JAKARTA. Komisi III Dewan Perwakilan Rakyat membantah pengalihan keputusan pembahasan draf revisi Undang-Undang nomor 30 tahun 2002 tentang Komisi Pemberantasan Tindak Pidana Korupsi dari komisi ke Badan Legislasi, karena terkait pidato Presiden Susilo Bambang Yudhoyono (SBY). Sebab, wewenang pembuat UU ada di tangan DPR.
Ketua Komisi III DPR I Gede Pasek Suardika mengatakan, penghentian pembahasan revisi UU komisi antirasuah itu tidak ada hubungannya sama sekali dengan pidato Presiden SBY. "Wewenang pembuat UU ada di DPR. Lagi pula, kami sudah mempunyai keputusan ini dari kemarin sebelum pidato Presiden," ujar Gede Pasek di Gedung DPR, Jakarta, Selasa (9/10).
Ditambahkan Gede Pasek, penyerahan kelanjutan pembahasan draf disebabkan penolakan Komisi III DPR dalam pembahasan draf revisi. Soalnya, draf yang diajukan kedaluwarsa. Komisi III sudah mengirimkan draf itu sejak 4 Juli lalu.

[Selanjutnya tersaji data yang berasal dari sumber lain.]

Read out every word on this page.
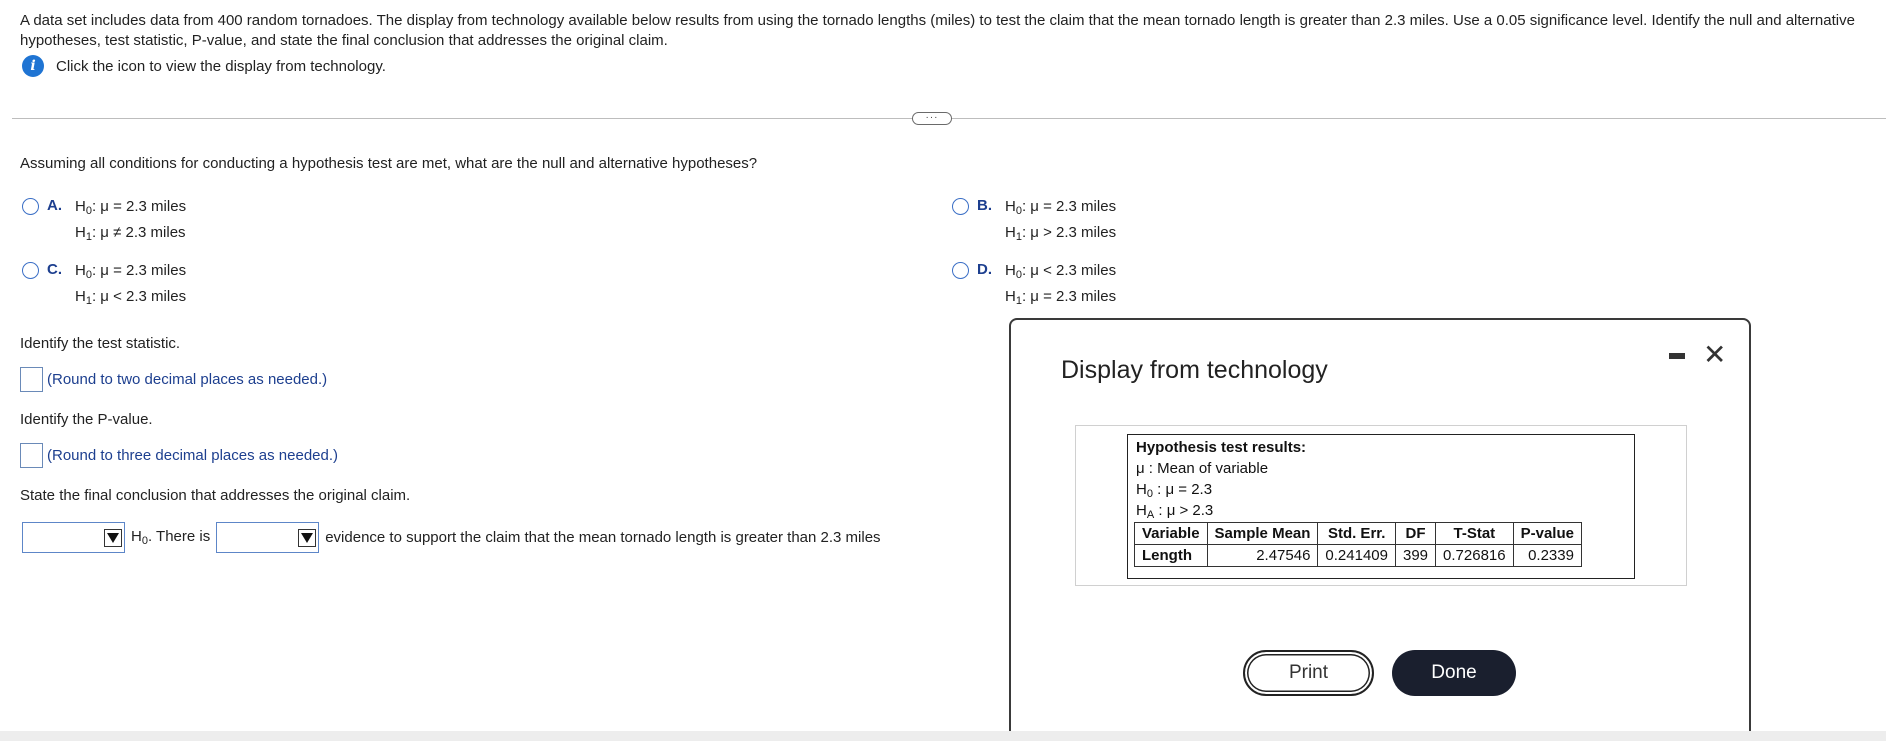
A data set includes data from 400 random tornadoes. The display from technology available below results from using the tornado lengths (miles) to test the claim that the mean tornado length is greater than 2.3 miles. Use a 0.05 significance level. Identify the null and alternative hypotheses, test statistic, P-value, and state the final conclusion that addresses the original claim.
i	Click the icon to view the display from technology.
···
Assuming all conditions for conducting a hypothesis test are met, what are the null and alternative hypotheses?
A. $H_0$: μ = 2.3 miles
$H_1$: μ ≠ 2.3 miles
B. $H_0$: μ = 2.3 miles
$H_1$: μ > 2.3 miles
C. $H_0$: μ = 2.3 miles
$H_1$: μ < 2.3 miles
D. $H_0$: μ < 2.3 miles
$H_1$: μ = 2.3 miles
Identify the test statistic.
(Round to two decimal places as needed.)
Identify the P-value.
(Round to three decimal places as needed.)
State the final conclusion that addresses the original claim.
$H_0$. There is	evidence to support the claim that the mean tornado length is greater than 2.3 miles
Display from technology	✕
Hypothesis test results:
μ : Mean of variable
$H_0$ : μ = 2.3
$H_A$ : μ > 2.3
Variable	Sample Mean	Std. Err.	DF	T-Stat	P-value
Length	2.47546	0.241409	399	0.726816	0.2339
Print	Done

Sesuai peraturan, seharusnya pembahasan dilakukan 20 hari setelah draf disampaikan ke Baleg. Hal yang sama diungkapkan Wakil Ketua Baleg, Dimyati Natakusuma. Menurutnya, Presiden atas revisi RUU KPK tidak terlalu berpengaruh. Karena, kata Dimyati, pemegang kekuasaan pembuat UU adalah DPR.
Jadi, dalam tahap ini, pemerintah tidak bisa melakukan intervensi, kecuali dalam tahapan persetujuan. "Maka tidak bisa pemerintah pada tahapan ini melakukan intervensi. Nanti pada tahap persetujuan, tanpa persetujuan Presiden, tidak jadi UU," ungkap Dimyati.

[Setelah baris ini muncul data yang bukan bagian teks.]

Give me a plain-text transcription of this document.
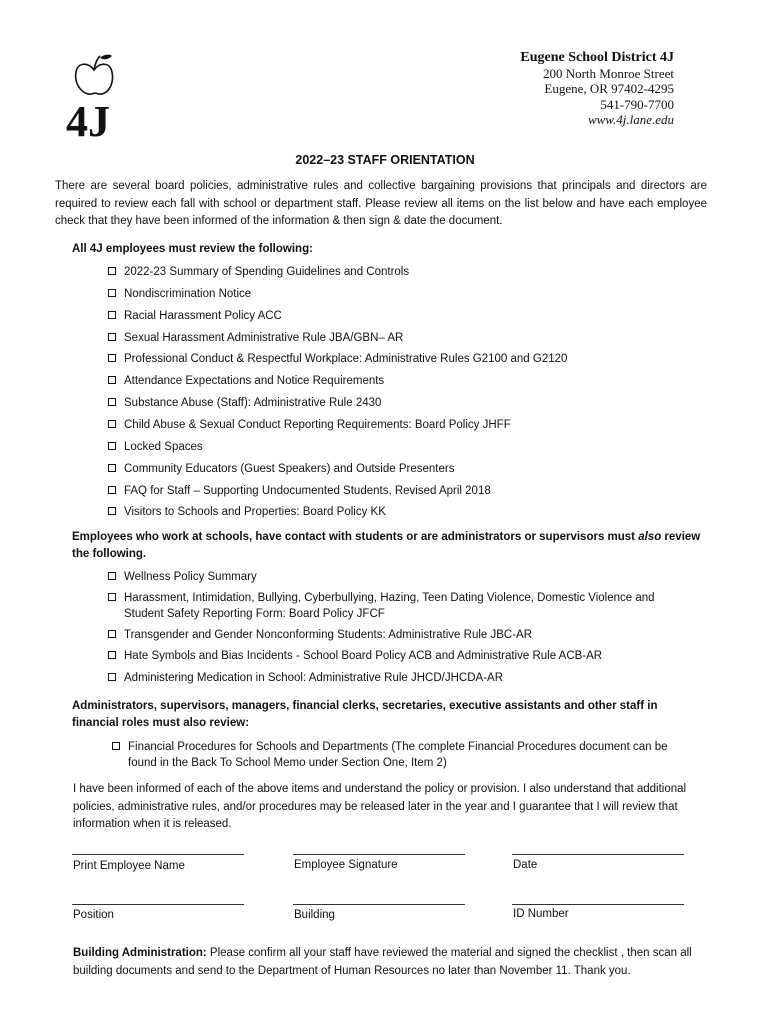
4J
Eugene School District 4J
200 North Monroe Street
Eugene, OR 97402-4295
541-790-7700
www.4j.lane.edu
2022–23 STAFF ORIENTATION
There are several board policies, administrative rules and collective bargaining provisions that principals and directors are required to review each fall with school or department staff. Please review all items on the list below and have each employee check that they have been informed of the information & then sign & date the document.
All 4J employees must review the following:
2022-23 Summary of Spending Guidelines and Controls
Nondiscrimination Notice
Racial Harassment Policy ACC
Sexual Harassment Administrative Rule JBA/GBN– AR
Professional Conduct & Respectful Workplace: Administrative Rules G2100 and G2120
Attendance Expectations and Notice Requirements
Substance Abuse (Staff): Administrative Rule 2430
Child Abuse & Sexual Conduct Reporting Requirements: Board Policy JHFF
Locked Spaces
Community Educators (Guest Speakers) and Outside Presenters
FAQ for Staff – Supporting Undocumented Students, Revised April 2018
Visitors to Schools and Properties: Board Policy KK
Employees who work at schools, have contact with students or are administrators or supervisors must also review the following.
Wellness Policy Summary
Harassment, Intimidation, Bullying, Cyberbullying, Hazing, Teen Dating Violence, Domestic Violence and Student Safety Reporting Form: Board Policy JFCF
Transgender and Gender Nonconforming Students: Administrative Rule JBC-AR
Hate Symbols and Bias Incidents - School Board Policy ACB and Administrative Rule ACB-AR
Administering Medication in School: Administrative Rule JHCD/JHCDA-AR
Administrators, supervisors, managers, financial clerks, secretaries, executive assistants and other staff in financial roles must also review:
Financial Procedures for Schools and Departments (The complete Financial Procedures document can be found in the Back To School Memo under Section One, Item 2)
I have been informed of each of the above items and understand the policy or provision. I also understand that additional policies, administrative rules, and/or procedures may be released later in the year and I guarantee that I will review that information when it is released.
Print Employee Name	Employee Signature	Date
Position	Building	ID Number
Building Administration: Please confirm all your staff have reviewed the material and signed the checklist , then scan all building documents and send to the Department of Human Resources no later than November 11. Thank you.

Sebelumnya Presiden SBY menyinggung mengenai revisi UU KPK dalam pidato resminya menyangkut polemik Polri-KPK. Menurut Presiden, revisi UU KPK belum perlu dilakukan. "Menurut pendapat saya lebih baik kita meningkatkan upaya pemberantasan korupsi dan lebih baik memperkuat lembaga pemberantas korupsi daripada perhatian, energi, dan waktu kita terkuras untuk melakukan revisi UU KPK," kata Presiden di Istana Negara, Jakarta, Senin (8/10).